The ports would reek from the smell of rotting fish. Factories would close en masse as orders got snarled up in red tape. There would be chaos at the borders as deliveries were blocked, and services would hit a wall of ‘non-tariff barriers’ that would make it impossible for British firms to sell them across Europe.
We have heard a lot over the last few weeks about how much disruption our departure from the European Union was causing for exporters, and there were lots of stories about firms that might go out of business or would have to move production to France or Poland.
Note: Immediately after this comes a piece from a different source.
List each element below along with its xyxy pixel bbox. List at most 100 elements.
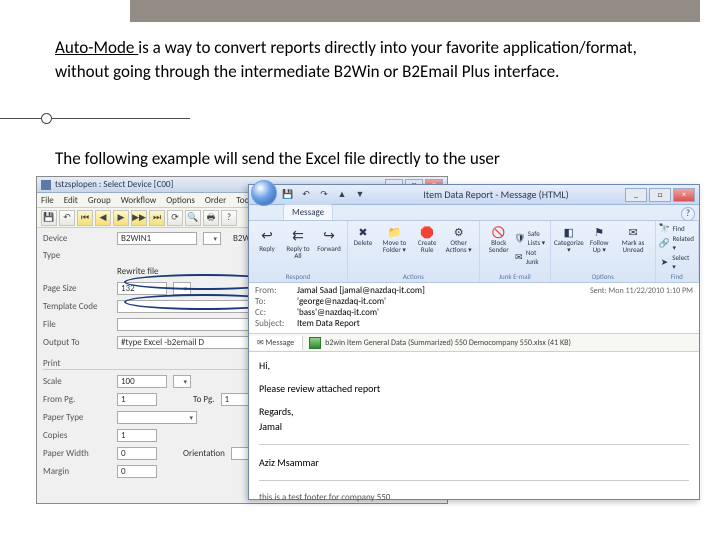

But hold on. The actual data is telling a different story. True, there was some disruption in January. But figures out this morning show that trade has already bounced back. The UK’s exports to the EU rose to £11.6bn in February, up from £7.9 billion in January. Overall, they were only slightly below last year’s £12 billion monthly average. That is a remarkably small difference, given that we were still effectively still inside the EU last year and this year we are not.
We should keep in mind as well that Europe, like us, is still in the middle of lockdown, and in a deep recession, so that will have depressed demand for British exports. But if this month’s figures are anything to go on, the impact from leaving the EU may well have been less than £400 million a month.
That demonstrates two things. The first is that membership of the single market, despite all the hype around it, doesn’t make much difference to most exporters. There is no question that it has an impact on a few, especially in sectors such as food and drink where the EU is very strict about what it allows into the bloc (mainly to protect its farmers from any form of foreign competition as it happens).